Сложно описать игру чувств, что отразилась на его лице от злости и разочарования до улыбки вроде моей, которую он всё же сумел изобразить на своём лице.
– Добрый вечер, Марк Борисыч, давно вы… пришли?
– Да нет, с полчаса. Я думал, Таня в реанимации, оказалось, её перевели уже, а меня не пускали, – я посмотрел ему в глаза. – Не знаете, в чём дело?
Он лишь с ухмылочкой покачал головой, хотя ясно, что это по его распоряжению мне врали, когда я звонил этим утром, что к Тане нельзя, что она по-прежнему в реанимации, когда она уже вторые сутки была в отделении.
– Хотелось дать ей покоя, – сказал он, бледнея, улыбка сразу полиняла.
Я покивал:
– Ну, да-да… я так и понял, конечно, от меня сплошное беспокойство, – сказал я. – Ей очень спокойно было, очевидно. Настолько, что она просила меня купить ей прокладок, интересно, чем обходилась? Наверное, покоем.
Вьюгин подошёл ближе, вскидывая голову и засунув кулаки в карманы халата, чёртов белый халат, всегда казался одеждой ангелов, чем-то неприкосновенным, иначе я, наверное, уже вмазал бы Вьюгину уже за то одно, что он не пускал меня к Тане.

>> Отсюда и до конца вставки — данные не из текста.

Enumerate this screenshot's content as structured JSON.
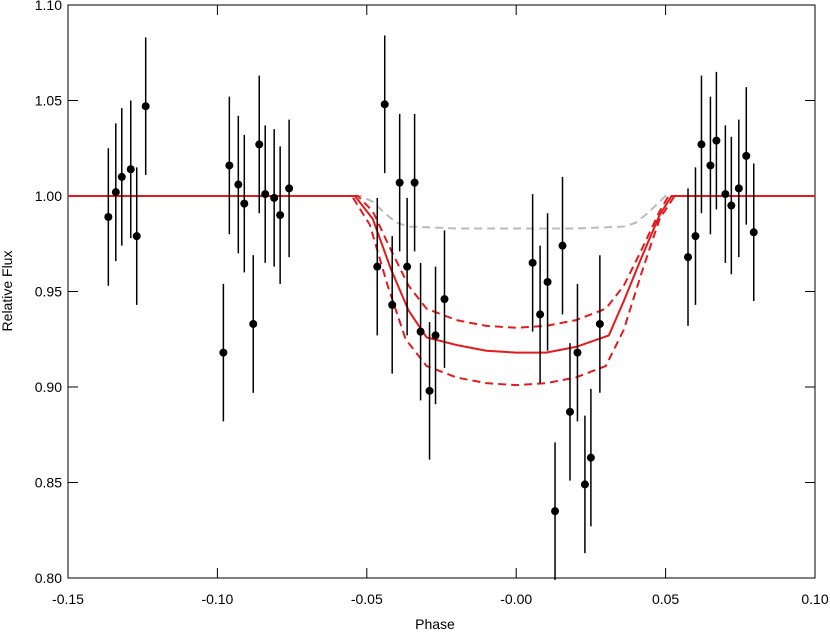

– Не забудьте рассказать, почему ей понадобилась эта байда именно сейчас… – очень тихо и сквозь зубы сказал он.
Я ничего не сказал на это. Да… это меткий удар, ничего не скажешь. Я знаю, что должен буду рассказать Тане, что здесь сделали с ней с моего позволения, но я не думаю, что надо делать это прямо теперь, в лоб, едва она пришла в себя. Всё же… это очень тяжёлый разговор, это страшное признание, что мы всё же уступили Вито, что мне пришлось сделать то, чего он хотел, притом гораздо больше, чем изначально. Надо сказать, здесь повторился мой собственный тезис о том, что вначале цена была меньше. Как страшно ударил меня тот бумеранг. Теперь они забрали и нашего ребёнка, а не только клетки Тани… И мне предстояло сказать ей об этом.